画像取得の遅延を最小に設定します。この実験では、0.3 秒の遅延と 5 分の合計持続時間を使用します。テキスト プロトコルで示されているように、ポテンショスタットの設定を調整して、画像取得中の可能性を変更します。
今度は、両方の測定を同時に手動で開始することにより、同時に顕微鏡上でタイミング画像取得を実行し、ポテンショスタット上で電位配列を実行する。ここに示されているのは、3つの異なるカバレッジで電極に吸収されたリポソームの蛍光画像です。リポソームを含む染料は、明るいスポットとして画像に表示されます。
画像の中央部分は、背景の花びらレベルを明らかにするために写真漂白されました。2つのHTPSチャンネルの画像は、この実験で使用される7.4のpHに対応する2つのチャンネル間の比率が超不可解である。より多くのリポソームは、HpTSをカプセル化していないリポソームの存在を示すFDLLチャネルで見える。

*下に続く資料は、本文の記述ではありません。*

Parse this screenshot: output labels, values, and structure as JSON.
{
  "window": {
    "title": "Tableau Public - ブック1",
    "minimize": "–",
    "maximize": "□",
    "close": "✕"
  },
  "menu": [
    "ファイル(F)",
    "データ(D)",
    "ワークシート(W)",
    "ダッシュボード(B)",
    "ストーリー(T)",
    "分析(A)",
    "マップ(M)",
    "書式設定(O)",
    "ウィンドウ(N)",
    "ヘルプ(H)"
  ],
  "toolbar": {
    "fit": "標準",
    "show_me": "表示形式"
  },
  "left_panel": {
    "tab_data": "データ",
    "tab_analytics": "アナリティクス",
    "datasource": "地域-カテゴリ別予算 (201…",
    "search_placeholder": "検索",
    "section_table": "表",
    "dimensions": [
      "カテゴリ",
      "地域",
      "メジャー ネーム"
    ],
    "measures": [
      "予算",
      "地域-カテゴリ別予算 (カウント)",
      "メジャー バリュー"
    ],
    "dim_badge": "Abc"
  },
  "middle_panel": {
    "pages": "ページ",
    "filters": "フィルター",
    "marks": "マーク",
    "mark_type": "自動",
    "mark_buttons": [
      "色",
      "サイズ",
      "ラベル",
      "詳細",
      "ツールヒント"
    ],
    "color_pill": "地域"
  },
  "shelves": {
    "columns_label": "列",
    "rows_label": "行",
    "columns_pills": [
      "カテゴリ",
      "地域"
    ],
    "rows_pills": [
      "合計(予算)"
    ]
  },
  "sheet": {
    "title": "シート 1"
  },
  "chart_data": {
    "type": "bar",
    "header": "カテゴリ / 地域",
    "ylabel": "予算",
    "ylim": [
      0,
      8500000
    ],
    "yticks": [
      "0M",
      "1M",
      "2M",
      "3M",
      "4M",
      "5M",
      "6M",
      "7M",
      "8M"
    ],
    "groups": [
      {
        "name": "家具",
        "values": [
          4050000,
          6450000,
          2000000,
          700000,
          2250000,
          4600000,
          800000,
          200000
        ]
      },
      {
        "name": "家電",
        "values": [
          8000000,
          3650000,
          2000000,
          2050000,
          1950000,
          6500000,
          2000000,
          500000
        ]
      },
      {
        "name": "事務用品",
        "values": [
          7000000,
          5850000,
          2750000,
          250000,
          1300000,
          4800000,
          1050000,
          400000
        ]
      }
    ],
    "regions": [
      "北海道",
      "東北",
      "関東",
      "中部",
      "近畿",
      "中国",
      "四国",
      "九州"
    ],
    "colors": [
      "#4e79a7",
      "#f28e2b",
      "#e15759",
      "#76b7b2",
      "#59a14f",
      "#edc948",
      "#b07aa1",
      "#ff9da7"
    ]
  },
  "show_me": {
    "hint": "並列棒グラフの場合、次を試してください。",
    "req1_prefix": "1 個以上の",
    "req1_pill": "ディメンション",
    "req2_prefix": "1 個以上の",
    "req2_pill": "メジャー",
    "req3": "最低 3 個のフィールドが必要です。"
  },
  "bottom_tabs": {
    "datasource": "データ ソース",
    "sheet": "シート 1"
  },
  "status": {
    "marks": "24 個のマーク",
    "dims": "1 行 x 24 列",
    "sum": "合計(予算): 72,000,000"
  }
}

HPTS と FDLL チャネルの違いは、より高いカバレッジでより顕著です。おそらく、高リポソームカバレッジでは、リポソームが表面上で破裂または融合する可能性が高いためです。ここで、2つのHTPSチャネル上のリポソームの花相の変化は、実験の300秒の間に対応する領域の3D表面プロットとして示される。
還元電位は60秒から180秒の間に適用された。2つのHPTSチャンネル対時間のボリュームメトリック強度比の対応するプロットが示されています。ここに示されているのは、シトクロムBO3含有量が1.3%である場合の単一画像内のすべての小胞pH変化の中央値であり、0.1〜0.3ボルトの電位が適用されるとpHの増加がはっきりと見える。
シトクロムBO3含有量が0.1%のはるかに低い値である場合、中央値の曲線は空のリポソームのものとほとんど区別できなくなります。残差はプロトンへのリポソームの透過性を増加させる可能性があるため、リポソームディスペンスから界面活性剤を完全に除去することが重要です。これらの方法は、よく使用される水溶性キノン類似体とは対照的に、天然の親油性キノン基質に関する特定の質問をすることを可能にする。
さらに、単一酵素実験では、プロトンが自由に後方に流れる陽子チャネルとしてタンパク質が作用する未知のリーク状態を同定した。